Coster v. UIP Companies, Inc.
Facts
Coster and Schwat each owned fifty percent of UIP and deadlocked in repeated efforts to elect directors. Coster then filed a custodian action seeking appointment of a broadly empowered custodian, which the Court of Chancery found threatened UIP because many key contracts could be terminated if such a custodian were appointed. In response, UIP's board issued a one-third equity interest to Bonnell, a long-time and important employee who had long been promised equity, for a price previously found entirely fair. The stock sale diluted Coster from one-half to one-third ownership, broke the deadlock, and mooted the custodian action.
Issue
When a board issues stock in a way that interferes with director elections or stockholder voting rights in a control dispute, what standard governs review of that action?

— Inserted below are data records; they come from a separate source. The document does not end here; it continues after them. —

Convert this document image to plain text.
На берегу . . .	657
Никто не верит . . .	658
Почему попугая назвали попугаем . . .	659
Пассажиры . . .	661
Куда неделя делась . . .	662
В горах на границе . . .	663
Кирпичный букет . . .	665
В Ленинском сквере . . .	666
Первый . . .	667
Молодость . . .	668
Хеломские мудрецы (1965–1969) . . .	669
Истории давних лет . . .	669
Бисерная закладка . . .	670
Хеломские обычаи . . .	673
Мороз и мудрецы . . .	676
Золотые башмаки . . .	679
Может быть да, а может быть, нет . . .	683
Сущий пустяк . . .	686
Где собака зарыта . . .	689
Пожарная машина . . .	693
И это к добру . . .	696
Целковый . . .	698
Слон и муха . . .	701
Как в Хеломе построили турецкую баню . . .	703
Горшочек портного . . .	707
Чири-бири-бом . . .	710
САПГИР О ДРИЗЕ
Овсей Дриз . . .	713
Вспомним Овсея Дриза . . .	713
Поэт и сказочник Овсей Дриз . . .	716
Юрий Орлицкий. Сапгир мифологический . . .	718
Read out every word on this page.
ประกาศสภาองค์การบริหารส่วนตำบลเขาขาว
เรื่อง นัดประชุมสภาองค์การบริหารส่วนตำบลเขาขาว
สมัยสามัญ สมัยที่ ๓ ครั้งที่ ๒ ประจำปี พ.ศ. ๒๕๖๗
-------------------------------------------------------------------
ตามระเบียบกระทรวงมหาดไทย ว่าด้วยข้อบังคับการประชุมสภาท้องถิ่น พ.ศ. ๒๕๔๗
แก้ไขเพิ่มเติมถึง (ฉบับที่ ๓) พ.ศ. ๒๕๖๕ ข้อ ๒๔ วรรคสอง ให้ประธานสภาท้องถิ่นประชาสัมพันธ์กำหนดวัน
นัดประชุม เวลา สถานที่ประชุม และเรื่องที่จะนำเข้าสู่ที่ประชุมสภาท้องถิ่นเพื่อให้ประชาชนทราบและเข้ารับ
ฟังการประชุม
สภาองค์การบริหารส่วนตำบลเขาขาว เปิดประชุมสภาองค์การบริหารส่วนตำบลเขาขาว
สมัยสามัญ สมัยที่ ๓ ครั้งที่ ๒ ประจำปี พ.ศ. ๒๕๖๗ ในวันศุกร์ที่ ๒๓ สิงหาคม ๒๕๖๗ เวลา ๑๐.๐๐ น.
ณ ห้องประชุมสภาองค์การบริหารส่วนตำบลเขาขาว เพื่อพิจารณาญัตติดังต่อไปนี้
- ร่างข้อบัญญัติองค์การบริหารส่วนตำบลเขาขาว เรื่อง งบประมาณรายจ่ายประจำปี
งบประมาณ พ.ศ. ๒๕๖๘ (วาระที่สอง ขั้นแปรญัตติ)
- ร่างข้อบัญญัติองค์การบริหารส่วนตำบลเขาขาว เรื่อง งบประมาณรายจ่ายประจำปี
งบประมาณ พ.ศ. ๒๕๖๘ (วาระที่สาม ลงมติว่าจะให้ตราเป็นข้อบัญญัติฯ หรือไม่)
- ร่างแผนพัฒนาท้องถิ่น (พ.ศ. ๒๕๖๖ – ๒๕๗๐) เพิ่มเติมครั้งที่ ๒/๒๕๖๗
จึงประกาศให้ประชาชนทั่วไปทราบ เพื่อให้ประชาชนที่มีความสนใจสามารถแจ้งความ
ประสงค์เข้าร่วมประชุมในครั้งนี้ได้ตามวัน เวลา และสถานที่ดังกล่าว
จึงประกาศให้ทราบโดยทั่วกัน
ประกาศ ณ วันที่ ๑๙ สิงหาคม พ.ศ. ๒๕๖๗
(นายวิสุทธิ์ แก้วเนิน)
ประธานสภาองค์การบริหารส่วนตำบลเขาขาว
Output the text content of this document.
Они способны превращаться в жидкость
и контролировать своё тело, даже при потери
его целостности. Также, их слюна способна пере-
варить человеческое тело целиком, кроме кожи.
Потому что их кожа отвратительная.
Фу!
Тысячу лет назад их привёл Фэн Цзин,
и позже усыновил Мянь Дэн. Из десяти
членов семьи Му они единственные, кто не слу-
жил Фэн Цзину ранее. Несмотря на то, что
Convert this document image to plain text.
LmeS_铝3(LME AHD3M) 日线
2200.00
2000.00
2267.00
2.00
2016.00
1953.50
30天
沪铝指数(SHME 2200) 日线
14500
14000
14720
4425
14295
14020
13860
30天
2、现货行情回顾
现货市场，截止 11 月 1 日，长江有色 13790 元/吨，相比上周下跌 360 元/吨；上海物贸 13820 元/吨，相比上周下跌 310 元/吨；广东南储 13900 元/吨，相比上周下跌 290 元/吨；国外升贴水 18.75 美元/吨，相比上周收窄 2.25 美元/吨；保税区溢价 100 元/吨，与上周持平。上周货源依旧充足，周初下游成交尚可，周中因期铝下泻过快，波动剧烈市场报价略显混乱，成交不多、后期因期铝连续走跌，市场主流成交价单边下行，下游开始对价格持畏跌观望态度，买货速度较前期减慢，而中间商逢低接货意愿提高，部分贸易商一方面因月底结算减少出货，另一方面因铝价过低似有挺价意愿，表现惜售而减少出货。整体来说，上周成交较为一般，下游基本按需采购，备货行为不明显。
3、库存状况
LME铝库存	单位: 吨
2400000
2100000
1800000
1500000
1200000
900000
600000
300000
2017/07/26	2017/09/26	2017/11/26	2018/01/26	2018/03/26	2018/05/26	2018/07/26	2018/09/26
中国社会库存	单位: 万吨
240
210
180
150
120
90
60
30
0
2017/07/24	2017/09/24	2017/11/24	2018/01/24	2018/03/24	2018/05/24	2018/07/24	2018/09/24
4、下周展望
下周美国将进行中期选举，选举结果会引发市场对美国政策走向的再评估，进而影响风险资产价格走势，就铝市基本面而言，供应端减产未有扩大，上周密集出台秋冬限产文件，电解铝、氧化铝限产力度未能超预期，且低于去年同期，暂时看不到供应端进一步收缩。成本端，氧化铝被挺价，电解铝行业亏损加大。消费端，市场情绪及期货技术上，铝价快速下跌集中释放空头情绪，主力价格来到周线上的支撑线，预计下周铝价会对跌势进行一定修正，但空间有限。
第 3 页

Under that standard, did UIP's board act improperly or without sufficient justification when it approved the stock sale to Bonnell?
Rule
When a stockholder challenges board action that interferes with the election of directors or a stockholder vote in a contest for corporate control, enhanced scrutiny under Unocal governs and can subsume Schnell and Blasius concerns. The board bears the burden to show, first, that it faced a real, nonpretextual threat to an important corporate interest or significant corporate benefit and that its motivations were proper, not selfish or disloyal; and second, that its response was reasonable in relation to the threat and was not preclusive or coercive of the stockholder franchise.